Project Duration: October 1, 2025 – September 30, 2027
Funding: Hessian Ministry of Science and Research, State Securities and Arts (HMWK), LOEWE Exploration
Project Management: Michael Schonhardt, Andrea Rapp
Project Staff: Torben Jordan, Torsten Schenk, Serafina Fuchs, Elena Monzel
Description
The project “Embedding the Past,” funded by the LOEWE Exploration line, addresses the methodological challenge of making Large Language Models (LLMs) reliably accessible for medieval and early modern research. While modern language stages are extensively represented in current AI models, conventional systems reach their limits when processing pre-modern sources, such as those in Latin or Middle High German. This results in potential hallucinations, bias, and limited hermeneutic reliability, which have thus far hindered the scholarly application of these technologies.
The project operates at this intersection, pursuing a three-pillar exploratory approach:
1. Evaluation and Gold-Standard Datasets
To systematically test the suitability of existing multilingual embedding models for historical research, the project is developing a domain-specific evaluation scenario. A gold-standard dataset will be created to mirror traditional hermeneutic workflows in the humanities. The objective is to provide an objective measurement of how precisely current models can capture semantic relations within historical language stages.
2. Data Generation and Fine-Tuning
A central component of the project is the optimization of Sentence Transformers for the pre-modern domain. This work is based on a specialized training corpus from the field of pre-modern canon law. Through alignment (the mapping of content-related text segments across different languages and language stages) the models are specifically trained to “understand” historical terminology and concepts.
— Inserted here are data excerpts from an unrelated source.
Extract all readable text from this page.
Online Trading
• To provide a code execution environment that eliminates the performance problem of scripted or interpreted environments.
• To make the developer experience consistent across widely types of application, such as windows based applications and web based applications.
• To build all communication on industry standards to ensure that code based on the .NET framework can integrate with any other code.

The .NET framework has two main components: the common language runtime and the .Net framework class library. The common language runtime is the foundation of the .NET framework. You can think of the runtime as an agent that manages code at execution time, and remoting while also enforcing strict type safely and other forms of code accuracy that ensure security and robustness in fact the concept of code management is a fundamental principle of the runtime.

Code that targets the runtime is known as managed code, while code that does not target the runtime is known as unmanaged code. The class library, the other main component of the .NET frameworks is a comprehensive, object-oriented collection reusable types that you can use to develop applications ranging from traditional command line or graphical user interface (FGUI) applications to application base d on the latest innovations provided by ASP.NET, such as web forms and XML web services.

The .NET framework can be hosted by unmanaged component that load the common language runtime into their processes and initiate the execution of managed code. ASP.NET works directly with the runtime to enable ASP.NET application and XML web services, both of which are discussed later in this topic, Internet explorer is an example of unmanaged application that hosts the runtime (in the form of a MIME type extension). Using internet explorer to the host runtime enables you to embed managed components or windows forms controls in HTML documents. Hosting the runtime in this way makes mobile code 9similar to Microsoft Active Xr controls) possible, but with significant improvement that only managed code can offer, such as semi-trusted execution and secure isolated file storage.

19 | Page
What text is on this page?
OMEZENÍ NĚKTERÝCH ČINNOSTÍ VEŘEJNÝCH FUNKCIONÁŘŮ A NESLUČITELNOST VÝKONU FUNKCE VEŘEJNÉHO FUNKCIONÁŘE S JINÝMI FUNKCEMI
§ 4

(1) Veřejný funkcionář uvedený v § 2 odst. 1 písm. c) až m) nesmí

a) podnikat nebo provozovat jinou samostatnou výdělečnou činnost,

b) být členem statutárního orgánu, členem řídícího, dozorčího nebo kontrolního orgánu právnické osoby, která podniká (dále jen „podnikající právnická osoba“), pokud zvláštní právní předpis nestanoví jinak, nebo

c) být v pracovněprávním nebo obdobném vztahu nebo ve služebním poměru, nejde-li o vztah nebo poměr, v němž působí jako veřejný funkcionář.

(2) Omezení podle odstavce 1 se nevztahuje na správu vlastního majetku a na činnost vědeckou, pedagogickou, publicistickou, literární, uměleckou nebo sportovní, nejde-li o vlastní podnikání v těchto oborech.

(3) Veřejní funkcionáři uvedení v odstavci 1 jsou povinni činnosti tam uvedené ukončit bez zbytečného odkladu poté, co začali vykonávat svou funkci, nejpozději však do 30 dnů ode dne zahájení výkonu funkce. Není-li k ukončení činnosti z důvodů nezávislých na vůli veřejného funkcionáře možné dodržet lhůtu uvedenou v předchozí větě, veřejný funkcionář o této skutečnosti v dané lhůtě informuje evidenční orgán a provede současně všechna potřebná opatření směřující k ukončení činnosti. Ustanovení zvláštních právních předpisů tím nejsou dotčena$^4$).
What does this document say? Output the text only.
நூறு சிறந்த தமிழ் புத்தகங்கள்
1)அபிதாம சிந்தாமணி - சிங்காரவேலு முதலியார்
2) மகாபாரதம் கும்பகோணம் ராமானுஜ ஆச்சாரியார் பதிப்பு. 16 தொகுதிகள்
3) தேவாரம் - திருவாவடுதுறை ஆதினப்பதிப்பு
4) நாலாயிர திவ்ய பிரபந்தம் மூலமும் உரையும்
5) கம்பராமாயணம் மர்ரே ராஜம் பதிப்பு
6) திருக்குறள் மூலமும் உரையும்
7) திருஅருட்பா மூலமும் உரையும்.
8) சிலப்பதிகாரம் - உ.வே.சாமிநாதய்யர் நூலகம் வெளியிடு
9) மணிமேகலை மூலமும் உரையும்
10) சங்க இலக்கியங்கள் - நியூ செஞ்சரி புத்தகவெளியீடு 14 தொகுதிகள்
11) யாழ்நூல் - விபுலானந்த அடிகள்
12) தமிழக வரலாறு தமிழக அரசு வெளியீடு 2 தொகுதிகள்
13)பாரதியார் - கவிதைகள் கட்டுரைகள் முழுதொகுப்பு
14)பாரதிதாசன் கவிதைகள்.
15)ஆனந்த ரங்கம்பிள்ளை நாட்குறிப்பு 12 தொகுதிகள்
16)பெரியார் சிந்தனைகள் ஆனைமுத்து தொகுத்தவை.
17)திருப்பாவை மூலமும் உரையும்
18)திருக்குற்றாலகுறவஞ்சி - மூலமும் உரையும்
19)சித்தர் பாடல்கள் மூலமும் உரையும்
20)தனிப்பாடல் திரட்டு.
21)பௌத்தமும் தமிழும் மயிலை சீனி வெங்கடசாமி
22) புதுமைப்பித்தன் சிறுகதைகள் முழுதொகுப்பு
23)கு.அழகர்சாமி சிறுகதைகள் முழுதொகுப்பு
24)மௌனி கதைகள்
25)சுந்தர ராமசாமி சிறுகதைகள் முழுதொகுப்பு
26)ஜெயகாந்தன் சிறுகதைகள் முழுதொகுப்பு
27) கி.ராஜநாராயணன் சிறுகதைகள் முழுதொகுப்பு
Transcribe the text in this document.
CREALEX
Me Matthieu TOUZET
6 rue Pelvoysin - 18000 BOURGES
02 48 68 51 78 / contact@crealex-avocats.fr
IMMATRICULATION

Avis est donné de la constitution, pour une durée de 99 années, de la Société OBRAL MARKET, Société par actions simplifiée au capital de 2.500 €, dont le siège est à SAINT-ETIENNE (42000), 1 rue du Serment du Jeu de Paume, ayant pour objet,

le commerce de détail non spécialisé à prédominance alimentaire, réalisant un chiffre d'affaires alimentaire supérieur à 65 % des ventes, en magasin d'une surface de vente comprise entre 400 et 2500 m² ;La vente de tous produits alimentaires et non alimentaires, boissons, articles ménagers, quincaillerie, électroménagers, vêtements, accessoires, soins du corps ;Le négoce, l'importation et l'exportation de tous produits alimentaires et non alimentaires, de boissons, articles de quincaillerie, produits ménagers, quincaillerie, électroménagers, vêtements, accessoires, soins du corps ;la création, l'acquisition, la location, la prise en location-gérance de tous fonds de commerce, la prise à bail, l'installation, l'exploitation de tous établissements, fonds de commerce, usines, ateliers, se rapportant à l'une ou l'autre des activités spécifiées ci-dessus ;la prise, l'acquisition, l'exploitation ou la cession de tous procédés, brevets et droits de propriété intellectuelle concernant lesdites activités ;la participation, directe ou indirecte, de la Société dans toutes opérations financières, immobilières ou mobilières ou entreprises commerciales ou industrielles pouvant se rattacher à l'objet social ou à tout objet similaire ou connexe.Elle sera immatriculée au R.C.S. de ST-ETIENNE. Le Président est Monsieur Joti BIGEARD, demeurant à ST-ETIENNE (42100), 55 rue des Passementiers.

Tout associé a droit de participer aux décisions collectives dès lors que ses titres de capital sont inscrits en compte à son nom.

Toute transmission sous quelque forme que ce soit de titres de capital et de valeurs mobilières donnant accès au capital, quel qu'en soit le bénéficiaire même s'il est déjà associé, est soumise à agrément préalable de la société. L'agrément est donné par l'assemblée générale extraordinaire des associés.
3. Sustainable Software Suite for RAG Applications
The theoretical findings will result in the development of a low-threshold and sustainable software suite. At its core is a locally executable application based on Retrieval-Augmented Generation (RAG). This tool will enable researchers to query their own source collections through LLMs and the embedding models developed in the project in a transparent, fact-based manner, while ensuring the sustainable storage of results.
Open Science and Reuse
In the spirit of Open Science, all project results will be made available to the international research community for free reuse via repositories such as Huggingface, Zenodo, and Git, subject to licensing restrictions.